EToKi clust is called internally by EToKi ortho to cluster seed genes into gene clusters. Given its linear-time complexity, it can cluster millions of gene sequences in minutes.
usage: EToKi.py clust [-h] -i INPUT -p PREFIX [-d IDENTITY] [-c COVERAGE]
[-t N_THREAD]
Get clusters and exemplars of clusters from gene sequences using mmseqs linclust.
optional arguments:
-h, --help show this help message and exit
-i INPUT, --input INPUT
[INPUT; REQUIRED] name of the file containing gene sequneces in FASTA format.

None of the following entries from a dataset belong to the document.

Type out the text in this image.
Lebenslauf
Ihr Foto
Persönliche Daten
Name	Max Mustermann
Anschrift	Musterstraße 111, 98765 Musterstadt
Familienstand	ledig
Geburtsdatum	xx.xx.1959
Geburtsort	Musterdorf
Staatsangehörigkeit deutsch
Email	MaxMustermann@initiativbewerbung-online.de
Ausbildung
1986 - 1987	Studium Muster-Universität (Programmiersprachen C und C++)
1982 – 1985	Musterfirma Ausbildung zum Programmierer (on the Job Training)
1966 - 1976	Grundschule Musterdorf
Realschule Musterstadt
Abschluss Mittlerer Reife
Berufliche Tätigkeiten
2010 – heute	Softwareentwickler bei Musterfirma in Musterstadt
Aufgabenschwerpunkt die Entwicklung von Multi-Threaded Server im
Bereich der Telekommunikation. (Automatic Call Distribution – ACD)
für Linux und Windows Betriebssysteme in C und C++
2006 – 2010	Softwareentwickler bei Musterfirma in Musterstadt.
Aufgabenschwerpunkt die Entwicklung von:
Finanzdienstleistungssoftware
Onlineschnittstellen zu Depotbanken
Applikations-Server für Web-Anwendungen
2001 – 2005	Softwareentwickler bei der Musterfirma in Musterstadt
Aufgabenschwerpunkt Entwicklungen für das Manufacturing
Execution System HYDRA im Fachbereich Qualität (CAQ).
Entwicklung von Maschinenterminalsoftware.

-p PREFIX, --prefix PREFIX
[OUTPUT; REQUIRED] prefix of the outputs.
-d IDENTITY, --identity IDENTITY
[PARAM; DEFAULT: 0.9] minimum intra-cluster identity.
-c COVERAGE, --coverage COVERAGE
[PARAM; DEFAULT: 0.9] minimum intra-cluster coverage.
-t N_THREAD, --n_thread N_THREAD
[PARAM; DEFAULT: 8] number of threads to use.